I felt glad when we descended into the alleyway near Dumpy's trash dumpster, Gretchen at last secreting me away to the inner alley.

It seemed the program borrowed even more of my memories to construct this little lair, perhaps from some ancestral memories deep within me, for the structures that enveloped the area resembled the fluted metallic veins found in the spacecrafts of the Pale Ones from ancient times.

A colossal bird nest stood in the midst of these things, bordered on all sides by suskjirsaksva, eggs from which offspring forcefully propel and land on victims' faces. Also derived from my mind, slimy streams of webbing connected them to earth mundanities such as trash cans, discarded car tires and broken television sets.

You may think it funny, but this felt like home to me.

Gretchen Goose hooked her rear end to a fidsvsardissar, the lower body of a tribal grandmother capable of laying suskjirsaksva, gesturing for me to enter the nest. I crawled in and slept beside her, curled up in my brand new quilt.

"Whoa," Doug said as I re-entered reality. "He's completely rewritten the program."

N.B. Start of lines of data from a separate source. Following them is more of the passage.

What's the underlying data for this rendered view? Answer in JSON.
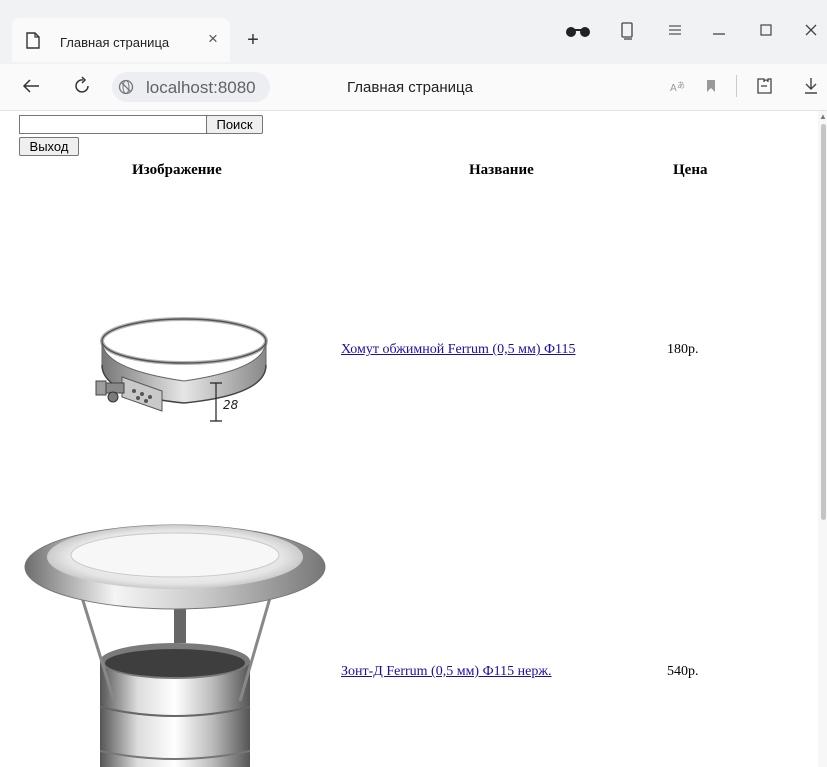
{
  "browser": {
    "tab_title": "Главная страница",
    "tab_close": "×",
    "new_tab": "+",
    "address": "localhost:8080",
    "page_title": "Главная страница"
  },
  "page": {
    "search": {
      "value": "",
      "button_label": "Поиск"
    },
    "logout_label": "Выход",
    "table": {
      "headers": [
        "Изображение",
        "Название",
        "Цена"
      ],
      "rows": [
        {
          "name": "Хомут обжимной Ferrum (0,5 мм) Ф115",
          "price": "180р.",
          "image": "clamp-image",
          "clamp_label": "28"
        },
        {
          "name": "Зонт-Д Ferrum (0,5 мм) Ф115 нерж.",
          "price": "540р.",
          "image": "chimney-cap-image"
        }
      ]
    }
  }
}
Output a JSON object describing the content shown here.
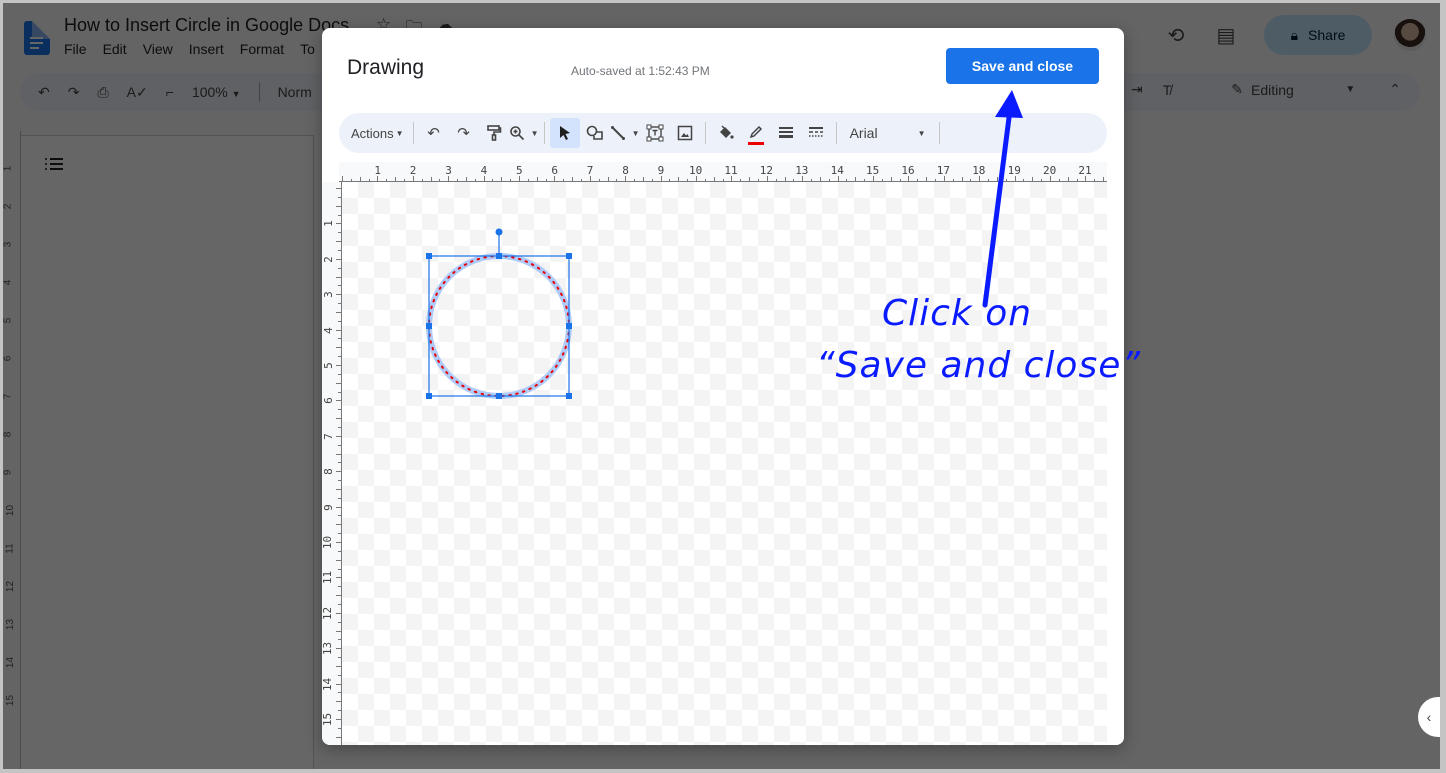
{
  "docs": {
    "title": "How to Insert Circle in Google Docs",
    "title_icons": [
      "star-icon",
      "move-folder-icon",
      "cloud-status-icon"
    ],
    "menu": [
      "File",
      "Edit",
      "View",
      "Insert",
      "Format",
      "To"
    ],
    "share_label": "Share",
    "toolbar": {
      "zoom": "100%",
      "style": "Norm"
    },
    "mode_label": "Editing",
    "vruler_labels": [
      "1",
      "2",
      "3",
      "4",
      "5",
      "6",
      "7",
      "8",
      "9",
      "10",
      "11",
      "12",
      "13",
      "14",
      "15"
    ]
  },
  "dialog": {
    "title": "Drawing",
    "autosave": "Auto-saved at 1:52:43 PM",
    "save_label": "Save and close",
    "toolbar": {
      "actions_label": "Actions",
      "font": "Arial",
      "line_color": "#ea0000"
    },
    "hruler_labels": [
      "1",
      "2",
      "3",
      "4",
      "5",
      "6",
      "7",
      "8",
      "9",
      "10",
      "11",
      "12",
      "13",
      "14",
      "15",
      "16",
      "17",
      "18",
      "19",
      "20",
      "21"
    ],
    "vruler_labels": [
      "1",
      "2",
      "3",
      "4",
      "5",
      "6",
      "7",
      "8",
      "9",
      "10",
      "11",
      "12",
      "13",
      "14",
      "15"
    ],
    "shape": {
      "type": "circle",
      "selected": true,
      "border_style": "dotted",
      "border_color": "#ea0000"
    }
  },
  "annotation": {
    "line1": "Click on",
    "line2": "“Save and close”",
    "color": "#0a1cff"
  }
}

I still lay on a lab table, but now had tubes sticking out of me in several places.

"I'm pretty sure if Sarah could see Gretchen Goose's crib, she wouldn't be able to sleep for a month."

"It was your idea," said Kurt.

"Okay, so it's not a total loss. He has learned about sewing. Whether or not he can do that in real life, it's definitely a breakthrough, considering how he was attacking everyone earlier..."

[0000]


(1) The only change to this section (Chapter 128) is Big Bird. The other characters are unrelated to the Muppets. See Chapter 128 Section III.